Moreover, in the event that machine learning system 217 determines that the learning was a failure, system 202 can recommend that the user retake the failed lesson and/or be moved to an even earlier section of curriculum material corpus 261 based on the user's most recent demonstration environment performance. On the other hand, in the event that machine learning system 217 determines that the learning was a success, system 202 can recommend that the user take the next lesson in curriculum material corpus 261 or be accelerated to an even further ahead lesson based on the user's most recent demonstration environment performance.
As depicted in
The flowchart and block diagrams in the Figures illustrate the architecture, functionality, and operation of possible implementations of systems, methods, and computer program products according to various embodiments of the present invention. In this regard, each block in the flowchart or block diagrams may represent a module, segment, or portion of instructions, which comprises one or more executable instructions for implementing the specified logical function(s). In some alternative implementations, the functions noted in the blocks may occur out of the order noted in the Figures. For example, two blocks shown in succession may, in fact, be executed substantially concurrently, or the blocks may sometimes be executed in the reverse order, depending upon the functionality involved. It will also be noted that each block of the block diagrams and/or flowchart illustration, and combinations of blocks in the block diagrams and/or flowchart illustration, can be implemented by special purpose hardware-based systems that perform the specified functions or acts or carry out combinations of special purpose hardware and computer instructions.

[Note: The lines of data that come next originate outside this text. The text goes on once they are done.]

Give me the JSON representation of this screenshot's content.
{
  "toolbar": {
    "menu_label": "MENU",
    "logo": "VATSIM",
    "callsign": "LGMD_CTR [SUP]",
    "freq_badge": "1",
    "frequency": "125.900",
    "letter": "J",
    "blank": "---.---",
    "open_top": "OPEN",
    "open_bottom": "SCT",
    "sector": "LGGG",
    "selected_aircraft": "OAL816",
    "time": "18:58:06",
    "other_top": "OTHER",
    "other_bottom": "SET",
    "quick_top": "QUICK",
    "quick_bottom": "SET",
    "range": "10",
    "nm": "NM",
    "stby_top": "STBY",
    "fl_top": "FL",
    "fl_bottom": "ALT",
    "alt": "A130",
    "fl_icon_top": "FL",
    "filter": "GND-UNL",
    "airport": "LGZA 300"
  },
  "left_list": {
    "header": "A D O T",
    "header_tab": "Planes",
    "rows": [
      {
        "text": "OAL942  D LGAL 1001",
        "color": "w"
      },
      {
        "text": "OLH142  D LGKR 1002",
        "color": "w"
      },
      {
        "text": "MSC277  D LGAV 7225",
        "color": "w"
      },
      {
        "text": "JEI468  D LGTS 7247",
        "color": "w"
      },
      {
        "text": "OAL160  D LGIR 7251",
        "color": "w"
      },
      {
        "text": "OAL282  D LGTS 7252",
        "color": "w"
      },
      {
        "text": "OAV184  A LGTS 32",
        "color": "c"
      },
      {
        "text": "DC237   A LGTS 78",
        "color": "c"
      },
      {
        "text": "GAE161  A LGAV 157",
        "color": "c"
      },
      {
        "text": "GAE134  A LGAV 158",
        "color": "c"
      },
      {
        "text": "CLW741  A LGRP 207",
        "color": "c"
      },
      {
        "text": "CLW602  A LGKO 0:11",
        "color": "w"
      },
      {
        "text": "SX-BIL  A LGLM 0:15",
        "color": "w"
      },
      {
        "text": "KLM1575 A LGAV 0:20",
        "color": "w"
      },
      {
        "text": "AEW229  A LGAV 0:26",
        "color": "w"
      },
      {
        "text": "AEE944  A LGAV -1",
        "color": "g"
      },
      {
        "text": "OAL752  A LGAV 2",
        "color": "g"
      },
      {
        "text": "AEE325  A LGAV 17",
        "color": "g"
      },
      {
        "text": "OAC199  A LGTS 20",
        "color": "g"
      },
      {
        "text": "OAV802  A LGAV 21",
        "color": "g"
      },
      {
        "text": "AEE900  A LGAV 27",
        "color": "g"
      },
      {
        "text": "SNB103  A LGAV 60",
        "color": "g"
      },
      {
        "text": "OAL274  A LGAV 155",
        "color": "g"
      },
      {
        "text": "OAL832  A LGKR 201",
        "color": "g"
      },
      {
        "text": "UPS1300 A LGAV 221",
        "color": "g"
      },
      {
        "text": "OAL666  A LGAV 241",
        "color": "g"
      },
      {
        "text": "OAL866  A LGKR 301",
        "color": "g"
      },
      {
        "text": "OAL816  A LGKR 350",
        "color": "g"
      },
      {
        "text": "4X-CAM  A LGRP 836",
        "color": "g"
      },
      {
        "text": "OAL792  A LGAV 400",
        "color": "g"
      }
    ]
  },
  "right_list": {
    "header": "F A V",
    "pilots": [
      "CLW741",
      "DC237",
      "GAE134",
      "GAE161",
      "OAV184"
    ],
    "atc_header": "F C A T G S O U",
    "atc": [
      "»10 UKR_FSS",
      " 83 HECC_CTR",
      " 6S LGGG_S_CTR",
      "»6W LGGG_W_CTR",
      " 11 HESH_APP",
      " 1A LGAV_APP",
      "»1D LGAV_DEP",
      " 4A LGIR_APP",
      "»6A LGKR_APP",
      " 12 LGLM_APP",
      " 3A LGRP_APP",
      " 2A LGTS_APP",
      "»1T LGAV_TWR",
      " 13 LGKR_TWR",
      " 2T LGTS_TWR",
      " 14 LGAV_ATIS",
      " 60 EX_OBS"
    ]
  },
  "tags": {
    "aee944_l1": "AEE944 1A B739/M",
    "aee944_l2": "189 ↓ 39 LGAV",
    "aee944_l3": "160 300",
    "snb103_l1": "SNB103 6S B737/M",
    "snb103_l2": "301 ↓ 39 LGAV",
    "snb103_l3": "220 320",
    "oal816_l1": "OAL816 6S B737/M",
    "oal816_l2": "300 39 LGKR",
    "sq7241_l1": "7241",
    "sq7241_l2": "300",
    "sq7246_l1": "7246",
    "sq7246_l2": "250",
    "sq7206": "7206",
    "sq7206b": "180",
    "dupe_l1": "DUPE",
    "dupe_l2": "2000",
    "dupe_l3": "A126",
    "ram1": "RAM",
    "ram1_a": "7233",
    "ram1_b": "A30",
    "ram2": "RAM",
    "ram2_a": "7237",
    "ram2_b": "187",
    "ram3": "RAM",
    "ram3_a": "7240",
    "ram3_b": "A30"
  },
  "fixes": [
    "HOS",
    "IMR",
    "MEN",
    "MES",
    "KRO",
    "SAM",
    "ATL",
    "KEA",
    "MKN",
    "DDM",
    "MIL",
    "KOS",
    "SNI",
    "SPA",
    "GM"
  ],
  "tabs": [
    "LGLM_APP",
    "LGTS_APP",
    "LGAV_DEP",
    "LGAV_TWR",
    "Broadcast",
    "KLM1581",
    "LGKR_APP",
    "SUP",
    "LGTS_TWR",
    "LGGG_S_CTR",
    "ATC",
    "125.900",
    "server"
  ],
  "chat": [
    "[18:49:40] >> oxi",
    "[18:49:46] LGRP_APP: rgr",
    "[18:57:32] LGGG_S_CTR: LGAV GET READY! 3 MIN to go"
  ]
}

The descriptions of the various embodiments of the present invention have been presented for purposes of illustration, but are not intended to be exhaustive or limited to the embodiments disclosed. Many modifications and variations will be apparent to those of ordinary skill in the art without departing from the scope and spirit of the described embodiments. The terminology used herein was chosen to best explain the principles of the embodiments, the practical application or technical improvement over technologies found in the marketplace, or to enable others of ordinary skill in the art to understand the embodiments disclosed herein.